Coming into the NHL, Auld was quick to go to his knees, and lacking in foot speed; he could be caught out of position. He has always had a great glove hand, and his tremendous size, at 6'4, he blocks a lot of net with his body, and pucks will often hit him. With time, comes experience, and Alex Auld has learned along the way. He has improved tremendously at covering his angles and being in the proper position for secondary saves. He's cool under pressure, and despite being the new number one goalie, he has a good working relationship and friendship with Gerber.
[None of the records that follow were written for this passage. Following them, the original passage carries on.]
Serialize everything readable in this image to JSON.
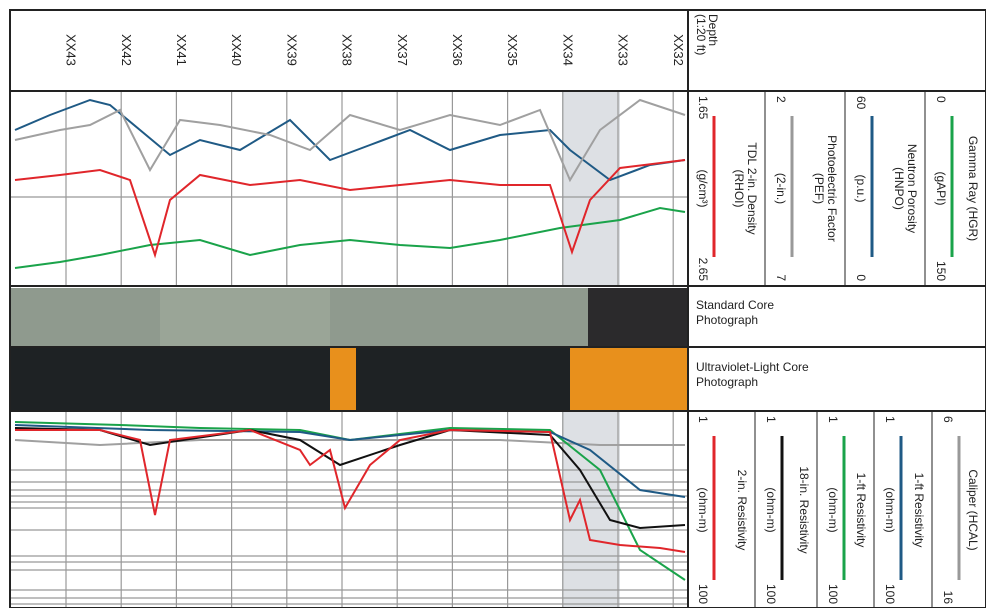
{
  "depth": {
    "title_lines": [
      "Depth",
      "(1:20 ft)"
    ],
    "labels": [
      "XX43",
      "XX42",
      "XX41",
      "XX40",
      "XX39",
      "XX38",
      "XX37",
      "XX36",
      "XX35",
      "XX34",
      "XX33",
      "XX32"
    ]
  },
  "track1": [
    {
      "title_lines": [
        "Gamma Ray (HGR)"
      ],
      "min": "0",
      "unit": "(gAPI)",
      "max": "150",
      "color": "#1aa34a"
    },
    {
      "title_lines": [
        "Neutron Porosity",
        "(HNPO)"
      ],
      "min": "60",
      "unit": "(p.u.)",
      "max": "0",
      "color": "#1f5a85"
    },
    {
      "title_lines": [
        "Photoelectric Factor",
        "(PEF)"
      ],
      "min": "2",
      "unit": "(2-in.)",
      "max": "7",
      "color": "#999999"
    },
    {
      "title_lines": [
        "TDL 2-in. Density",
        "(RHOI)"
      ],
      "min": "1.65",
      "unit": "(g/cm³)",
      "max": "2.65",
      "color": "#e0262b"
    }
  ],
  "photos": [
    {
      "label": "Standard Core Photograph"
    },
    {
      "label": "Ultraviolet-Light Core Photograph"
    }
  ],
  "track3": [
    {
      "title_lines": [
        "Caliper (HCAL)"
      ],
      "min": "6",
      "unit": "",
      "max": "16",
      "color": "#999999"
    },
    {
      "title_lines": [
        "1-ft Resistivity"
      ],
      "min": "1",
      "unit": "(ohm-m)",
      "max": "100",
      "color": "#1f5a85"
    },
    {
      "title_lines": [
        "1-ft Resistivity"
      ],
      "min": "1",
      "unit": "(ohm-m)",
      "max": "100",
      "color": "#1aa34a"
    },
    {
      "title_lines": [
        "18-in. Resistivity"
      ],
      "min": "1",
      "unit": "(ohm-m)",
      "max": "100",
      "color": "#111111"
    },
    {
      "title_lines": [
        "2-in. Resistivity"
      ],
      "min": "1",
      "unit": "(ohm-m)",
      "max": "100",
      "color": "#e0262b"
    }
  ]
}
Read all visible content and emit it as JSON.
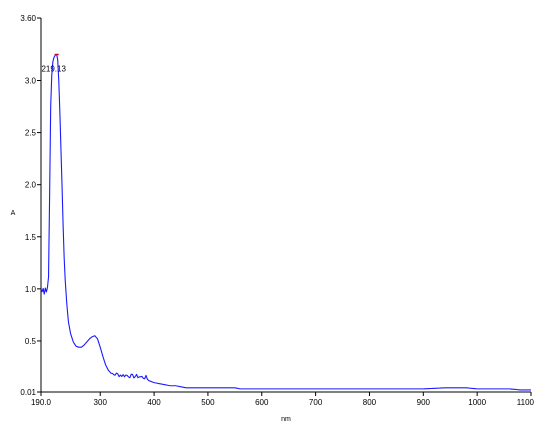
{
  "chart_data": {
    "type": "line",
    "xlabel": "nm",
    "ylabel": "A",
    "xlim": [
      190.0,
      1100
    ],
    "ylim": [
      0.01,
      3.6
    ],
    "x_ticks": [
      {
        "value": 190,
        "label": "190.0"
      },
      {
        "value": 300,
        "label": "300"
      },
      {
        "value": 400,
        "label": "400"
      },
      {
        "value": 500,
        "label": "500"
      },
      {
        "value": 600,
        "label": "600"
      },
      {
        "value": 700,
        "label": "700"
      },
      {
        "value": 800,
        "label": "800"
      },
      {
        "value": 900,
        "label": "900"
      },
      {
        "value": 1000,
        "label": "1000"
      },
      {
        "value": 1100,
        "label": "1100"
      }
    ],
    "y_ticks": [
      {
        "value": 0.01,
        "label": "0.01"
      },
      {
        "value": 0.5,
        "label": "0.5"
      },
      {
        "value": 1.0,
        "label": "1.0"
      },
      {
        "value": 1.5,
        "label": "1.5"
      },
      {
        "value": 2.0,
        "label": "2.0"
      },
      {
        "value": 2.5,
        "label": "2.5"
      },
      {
        "value": 3.0,
        "label": "3.0"
      },
      {
        "value": 3.6,
        "label": "3.60"
      }
    ],
    "peak": {
      "x": 219.13,
      "y": 3.25,
      "label": "219.13"
    },
    "grid": false,
    "colors": {
      "line": "#1a1aff",
      "peak_marker": "#cc0033",
      "axis": "#000000"
    },
    "series": [
      {
        "x": [
          190,
          192,
          194,
          196,
          198,
          200,
          202,
          204,
          206,
          208,
          210,
          212,
          214,
          216,
          218,
          219.13,
          221,
          223,
          225,
          227,
          229,
          231,
          233,
          235,
          238,
          241,
          245,
          250,
          255,
          260,
          265,
          270,
          275,
          280,
          285,
          290,
          295,
          300,
          305,
          310,
          315,
          320,
          325,
          330,
          340,
          350,
          360,
          370,
          380,
          385,
          390,
          400,
          410,
          420,
          430,
          440,
          450,
          460,
          480,
          500,
          520,
          550,
          560,
          600,
          650,
          700,
          750,
          800,
          850,
          900,
          940,
          960,
          980,
          1000,
          1020,
          1040,
          1060,
          1080,
          1100
        ],
        "y": [
          1.0,
          0.97,
          1.02,
          0.96,
          1.01,
          0.97,
          1.03,
          1.1,
          1.9,
          2.75,
          3.05,
          3.18,
          3.22,
          3.24,
          3.25,
          3.25,
          3.2,
          3.0,
          2.7,
          2.35,
          2.0,
          1.62,
          1.3,
          1.08,
          0.85,
          0.68,
          0.57,
          0.49,
          0.45,
          0.44,
          0.44,
          0.46,
          0.49,
          0.52,
          0.54,
          0.55,
          0.52,
          0.44,
          0.35,
          0.27,
          0.22,
          0.19,
          0.18,
          0.18,
          0.17,
          0.17,
          0.16,
          0.16,
          0.15,
          0.15,
          0.12,
          0.1,
          0.09,
          0.08,
          0.07,
          0.07,
          0.06,
          0.05,
          0.05,
          0.05,
          0.05,
          0.05,
          0.04,
          0.04,
          0.04,
          0.04,
          0.04,
          0.04,
          0.04,
          0.04,
          0.05,
          0.05,
          0.05,
          0.04,
          0.04,
          0.04,
          0.04,
          0.03,
          0.03
        ]
      }
    ]
  }
}
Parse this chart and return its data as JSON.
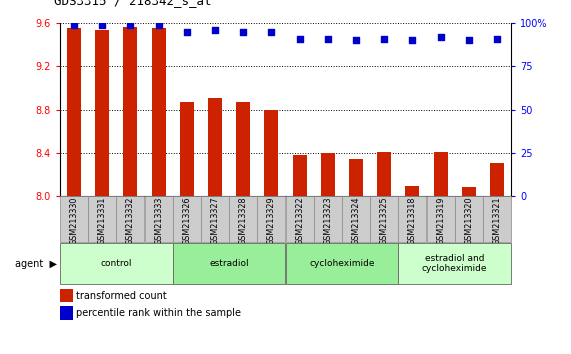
{
  "title": "GDS3315 / 218342_s_at",
  "samples": [
    "GSM213330",
    "GSM213331",
    "GSM213332",
    "GSM213333",
    "GSM213326",
    "GSM213327",
    "GSM213328",
    "GSM213329",
    "GSM213322",
    "GSM213323",
    "GSM213324",
    "GSM213325",
    "GSM213318",
    "GSM213319",
    "GSM213320",
    "GSM213321"
  ],
  "bar_values": [
    9.55,
    9.54,
    9.56,
    9.55,
    8.87,
    8.91,
    8.87,
    8.8,
    8.38,
    8.4,
    8.35,
    8.41,
    8.1,
    8.41,
    8.09,
    8.31
  ],
  "dot_values": [
    99,
    99,
    99,
    99,
    95,
    96,
    95,
    95,
    91,
    91,
    90,
    91,
    90,
    92,
    90,
    91
  ],
  "bar_color": "#cc2200",
  "dot_color": "#0000cc",
  "ylim_left": [
    8.0,
    9.6
  ],
  "ylim_right": [
    0,
    100
  ],
  "yticks_left": [
    8.0,
    8.4,
    8.8,
    9.2,
    9.6
  ],
  "yticks_right": [
    0,
    25,
    50,
    75,
    100
  ],
  "groups": [
    {
      "label": "control",
      "start": 0,
      "end": 4
    },
    {
      "label": "estradiol",
      "start": 4,
      "end": 8
    },
    {
      "label": "cycloheximide",
      "start": 8,
      "end": 12
    },
    {
      "label": "estradiol and\ncycloheximide",
      "start": 12,
      "end": 16
    }
  ],
  "group_colors": [
    "#ccffcc",
    "#99ee99",
    "#99ee99",
    "#ccffcc"
  ],
  "legend_bar_label": "transformed count",
  "legend_dot_label": "percentile rank within the sample",
  "agent_label": "agent",
  "bar_width": 0.5,
  "bg_color": "#ffffff",
  "plot_bg_color": "#ffffff",
  "tick_box_color": "#cccccc",
  "tick_box_edge_color": "#888888"
}
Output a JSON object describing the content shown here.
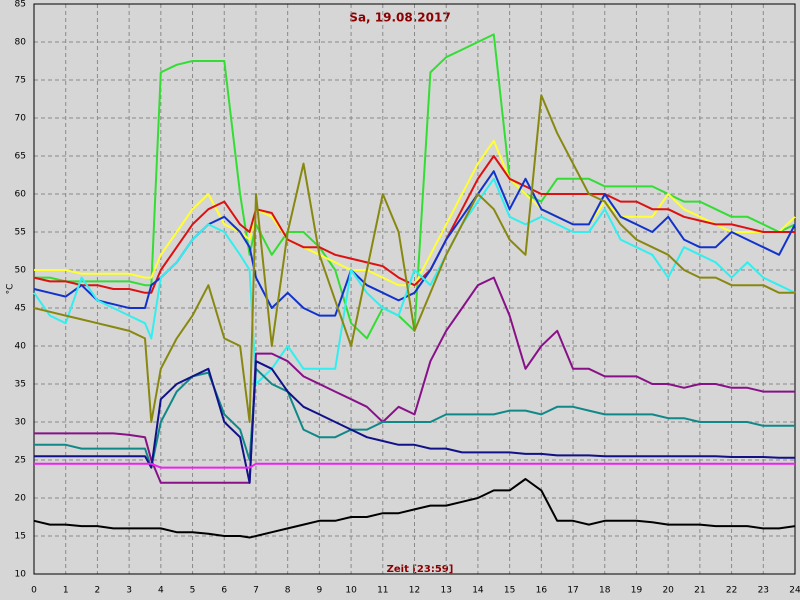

Wednesday versus the Thrashers, we witnessed a prime example of the new Auld. In the midst of two 5 on 3 penalty kills, during a goal mouth scramble, Auld found himself sitting on the ice - facing into the net. Instead of floundering on the ice, his 6'4 frame blocked a good portion of the net. Staying where he was, he made the save with his back. Ottawa would go on to expand their lead to finish a much needed 5-1 victory at home. As a hockey writer, but also as a fan, I'm glad Auld is getting another shot at being a number one goalie. Sens fans are hoping Auld's well, that ends well. Have a great sports day everyone.